Welche Holzarten zum Zäunen erlaubt waren, steht im Artikel 6 der Holzordnung. Der Artikel liest sich in der Transkription Thomas Weibels (1990er-Jahre) so:

«Zuodem sy [die Weiacher] all gmeincklich zuo jren gütern [Felder und Gärten] uß den gemeinen höltzern zuo der zünung nüt schädlichs noch ungepürlichs, sonnder jnn denselbenn unnd den jungen höwen nüt annders dann stächbalmen, thörn unnd haßlen howen unnd sich jnn alweg deß gmeinen nutzes unnd bescheidenheit beflyssen unnd ouch die salwyden nit howen, biß das sy stecken geben mögennt, by der buoß oben daruf gesetzt.»
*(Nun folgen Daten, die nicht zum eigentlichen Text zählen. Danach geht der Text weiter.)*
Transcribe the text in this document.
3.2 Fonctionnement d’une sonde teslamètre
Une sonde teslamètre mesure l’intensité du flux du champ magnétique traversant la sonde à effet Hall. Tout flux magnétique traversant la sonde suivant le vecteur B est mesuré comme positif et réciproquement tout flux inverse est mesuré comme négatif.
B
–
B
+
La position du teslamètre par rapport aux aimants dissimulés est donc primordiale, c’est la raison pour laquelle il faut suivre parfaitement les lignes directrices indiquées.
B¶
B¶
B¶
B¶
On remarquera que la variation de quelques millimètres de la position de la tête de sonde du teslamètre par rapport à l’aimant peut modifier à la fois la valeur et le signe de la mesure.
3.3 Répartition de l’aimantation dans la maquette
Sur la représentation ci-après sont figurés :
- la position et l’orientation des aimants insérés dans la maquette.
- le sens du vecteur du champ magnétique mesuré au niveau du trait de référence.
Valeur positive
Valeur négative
In der Gemeindeordnung wurde diese Bestimmung zum Artikel 24. Die Transkription von Friedrich Ott (1850er-Jahre), die auf einer Abschrift des 18. Jahrhunderts beruht (auf welcher genau, ist noch nicht klar), trägt den Titel «Zün Holz», und liest sich folgendermassen:

«Zu dem sie all gmeinlich zu ihren Gütern uß den gemeinen Hölzern zu der Zünung nüt schädlichs noch ungebührlichs, sonder in denselben und den jungen Houwen nüt anders dann Stechbalmen, Dorn und Haßlen houwen und sich in allweg des gmeinen Nutzes und Bescheidenheit flißen, und ouch die Salwiden nit houwen, biß das sie Stäcken geben mögent bi der Buß oben daruf gesetzt.»

Selbst Stechpalmen, Dornenbüsche und Hasel sollten also mit Bescheidenheit und unter Berücksichtigung des gemeinen Nutzens geschnitten werden, obwohl man sie nicht (wie einige Obstbäume in Artikel 1 HO 1567, vgl. WeiachBlog Nr. 1671) als «schädliches» Holz bezeichnet hat.

Salweiden unter Schutz

Auf die Salweiden, welche zwischen zwei und zehn Meter hoch wachsen, hatten die Obrigkeiten ein besonderes Auge. Anders kann man die Erwähnung dieser Baumart unter dem Kapitel Zaunholz nicht interpretieren. Salweiden mussten die Weiacher mindestens so gross werden lassen, dass sie Zaunpfähle zu liefern vermochten. Für das zu frühe Abschneiden der Salweiden war auch ein Bussgeld vorgesehen, möglicherweise die drei Pfund nach Art. 20 GO 1596 (vgl. WeiachBlog Nr. 1671).

Quellen
  • Ott, F.: Offnung der Gmeind Weyach von Anno 1596 [14. Wintermonat 1596]. In: Zeitschrift für schweizerisches Recht, Alte Folge Bd. 4 (1855) – II. Rechtsquellen, S. 181. [vgl. RQNA 180: Holzordnung].
  • Weibel, Th.: Sammlung Schweizerischer Rechtsquellen. Die Rechtsquellen des Kantons Zürich. Neue Folge. Zweiter Teil: Rechte der Landschaft; Erster Band: Das Neuamt. Aarau 1996 – S. 390.